I agree that technically it results better and clean boot stack. The
challege is on that do we consider to host central authority responsible
for the key signing and code review in lieu of vendor? Or do we agree to
trust whatever key giving out to the vendor? For x86, I think currently
microsoft takes the responsiblity to code review and authenicate the
identity of key owner and that costs a lot effort.

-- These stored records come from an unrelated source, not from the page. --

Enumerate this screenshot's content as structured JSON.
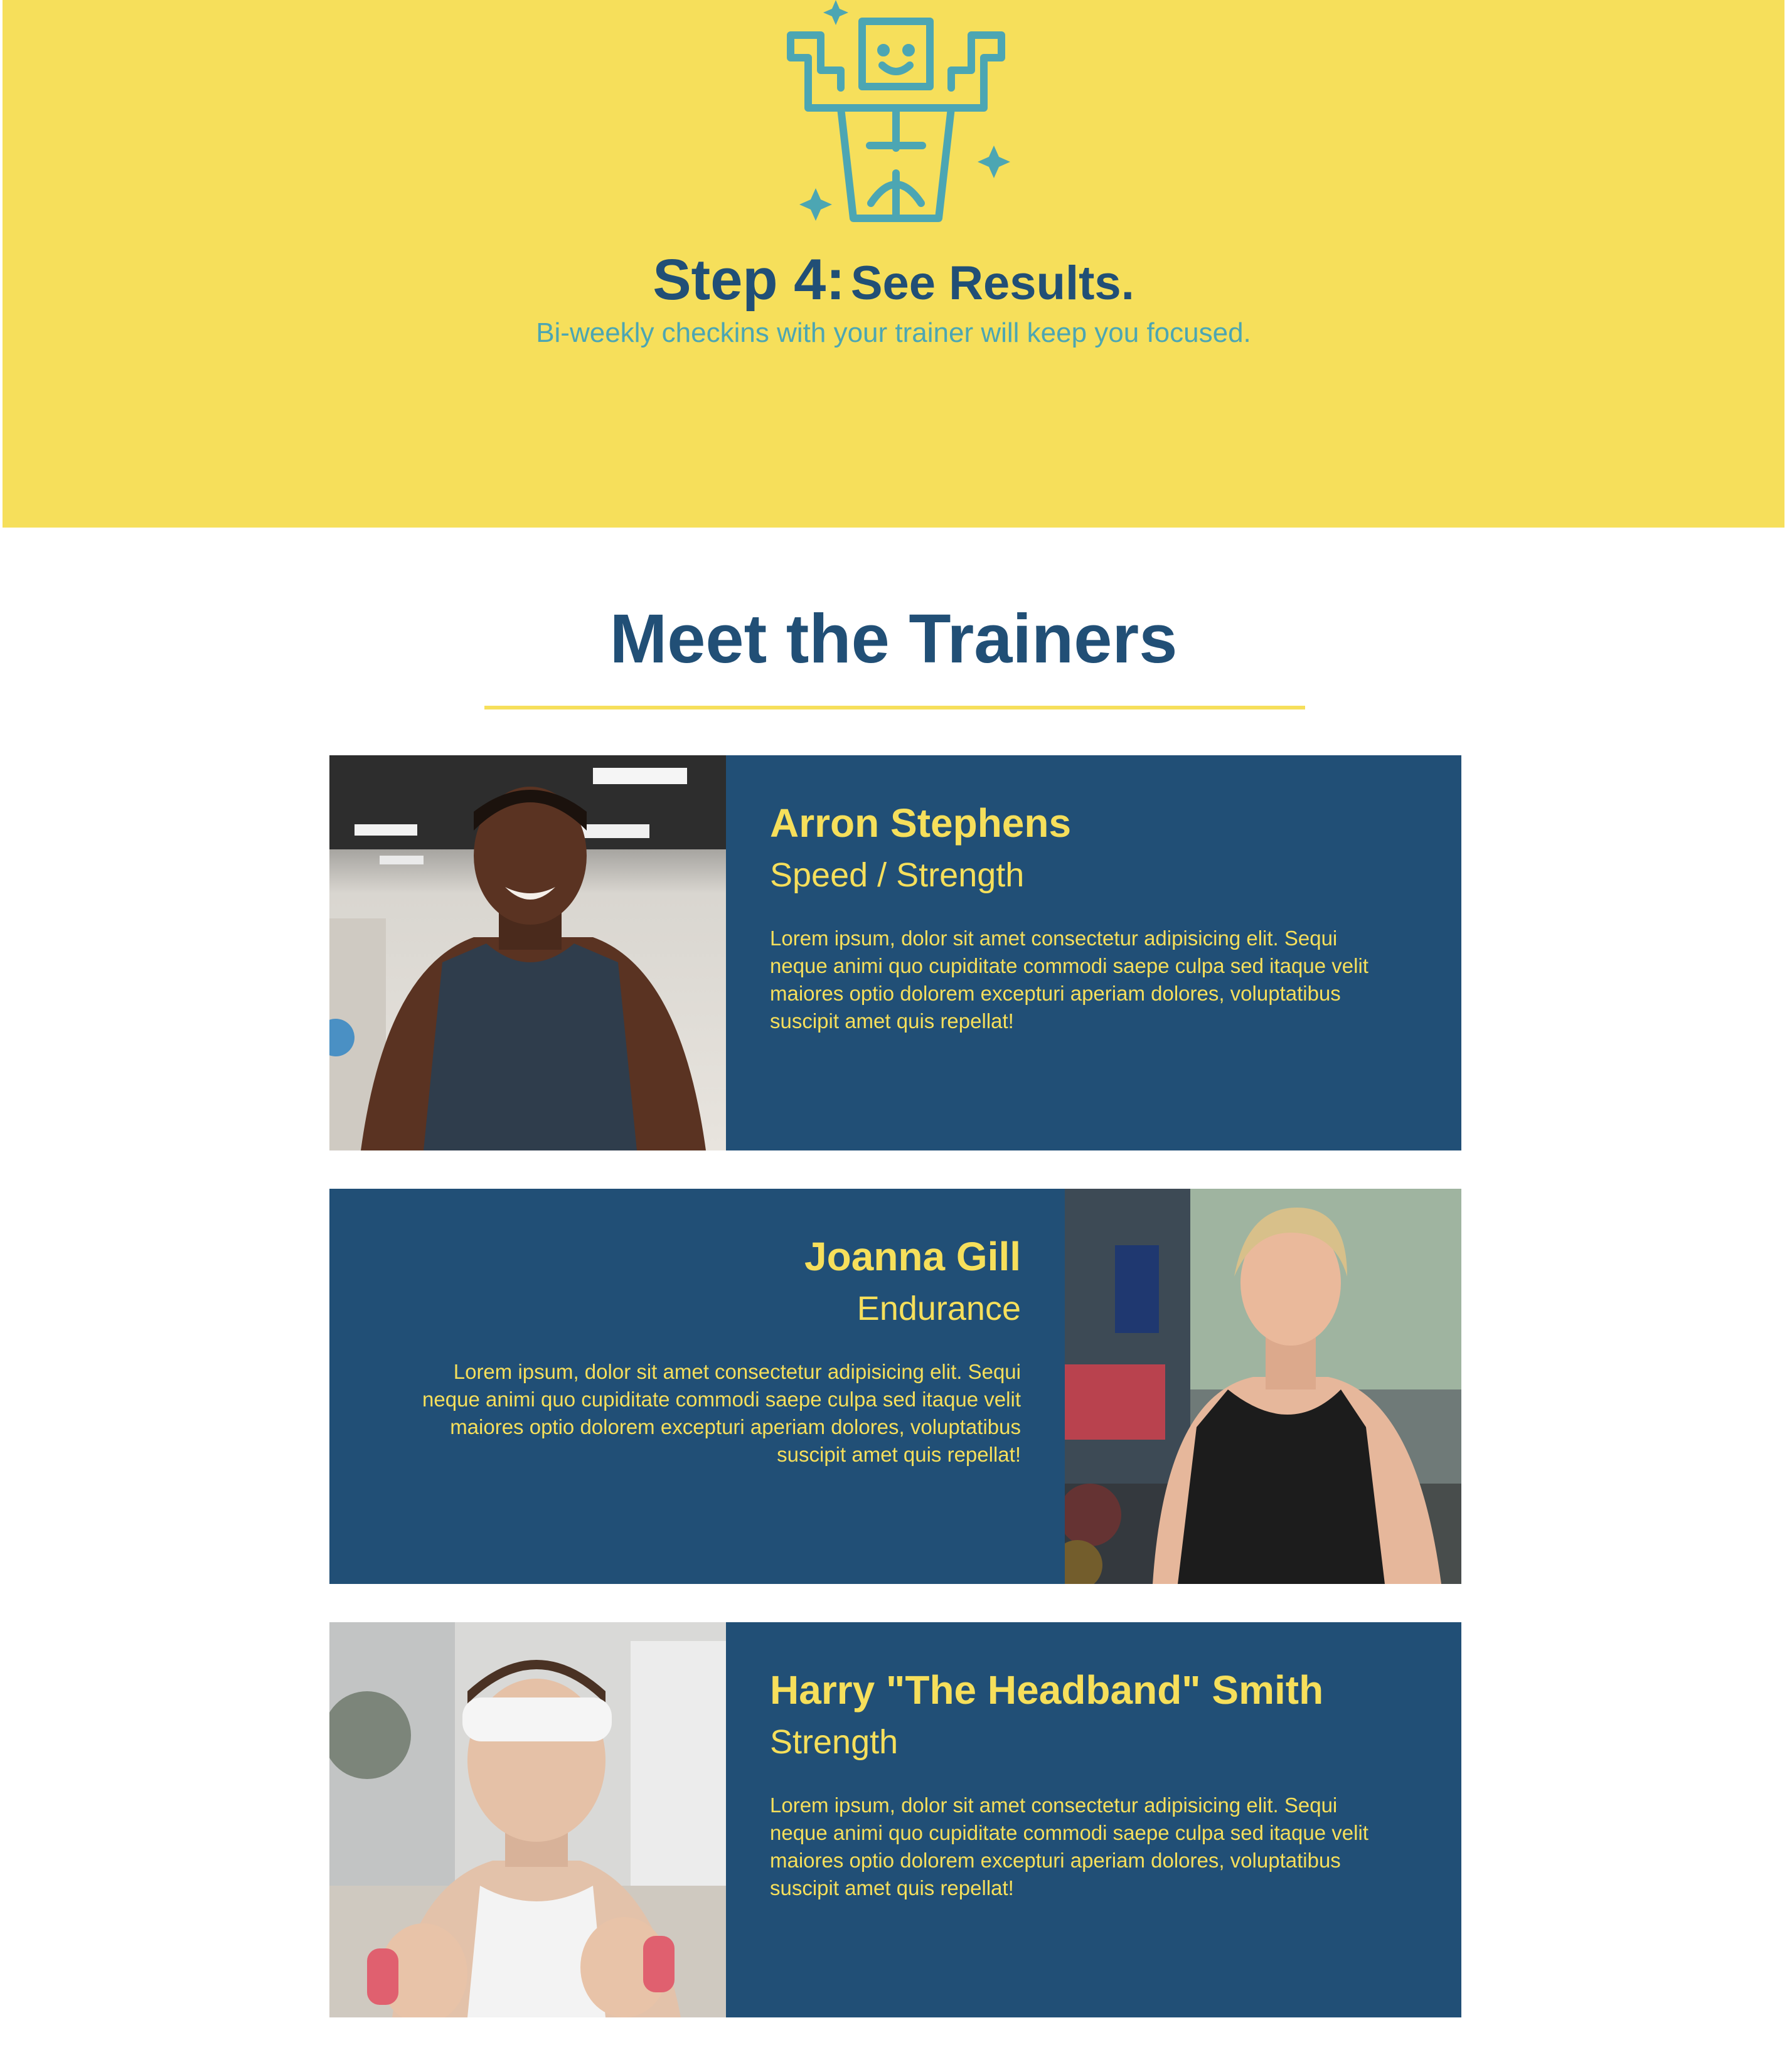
{
  "hero": {
    "icon": "strong-robot-icon",
    "step_label": "Step 4:",
    "step_title": "See Results.",
    "subtitle": "Bi-weekly checkins with your trainer will keep you focused."
  },
  "trainers_section": {
    "title": "Meet the Trainers",
    "trainers": [
      {
        "name": "Arron Stephens",
        "specialty": "Speed / Strength",
        "bio": "Lorem ipsum, dolor sit amet consectetur adipisicing elit. Sequi neque animi quo cupiditate commodi saepe culpa sed itaque velit maiores optio dolorem excepturi aperiam dolores, voluptatibus suscipit amet quis repellat!",
        "photo": "trainer-photo-man-gym"
      },
      {
        "name": "Joanna Gill",
        "specialty": "Endurance",
        "bio": "Lorem ipsum, dolor sit amet consectetur adipisicing elit. Sequi neque animi quo cupiditate commodi saepe culpa sed itaque velit maiores optio dolorem excepturi aperiam dolores, voluptatibus suscipit amet quis repellat!",
        "photo": "trainer-photo-woman-gym"
      },
      {
        "name": "Harry \"The Headband\" Smith",
        "specialty": "Strength",
        "bio": "Lorem ipsum, dolor sit amet consectetur adipisicing elit. Sequi neque animi quo cupiditate commodi saepe culpa sed itaque velit maiores optio dolorem excepturi aperiam dolores, voluptatibus suscipit amet quis repellat!",
        "photo": "trainer-photo-man-headband"
      }
    ]
  },
  "colors": {
    "yellow": "#f6df5b",
    "navy": "#214f76",
    "teal": "#4ca6b3"
  }
}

> Instead, we are having this discussion again, how we can circumvent
> authentication checks so that GRUB can load what are essentially
> unverified binaries (from the POV of the firmware), authenticated
> against certificates that are kept in unauthenticated UEFI variables.
> Canonical is even shipping a GRUB with cosmic and disco now that is
> signed with their master key, and happily boots anything if shim is
> not loaded, which makes it impossible to ever move to a model where
> the canonical key is in the UEFI db rather than in the MOK database.

The point of having MOK is that once anything goes wrong with grub, we
can just revoke MOK and we don't need to walk through the nightmare of
revoking firmware's key. 

IMHO we also need to think about misc shim features can be moved to
grub2 if necessary.

> So I strongly suggest that you make things work without shim, relying
> on a monolithic distro signed GRUB which authenticates against the
> UEFI database only. Should the need ever arise, we can always
> introduce shim at a later date.

OK, that seems to answer my question above. And again I think what's
missing for current grub is efi handover protocol support, which doesn't
conflict with existing LoadImage boot entry. (we run in circle again).

> In fact, if I were running a shrink wrapped distro and did not have to
> rely on MS signed option ROMs, I wouldn't even want the MS key in my
> UEFI db if all I want to run is SUSE.

Yes, same here. :) That's why in openSUSE we provided option to disable
shim installation and use pristine grub2-install, of course in this case
users are on their own when things are not working.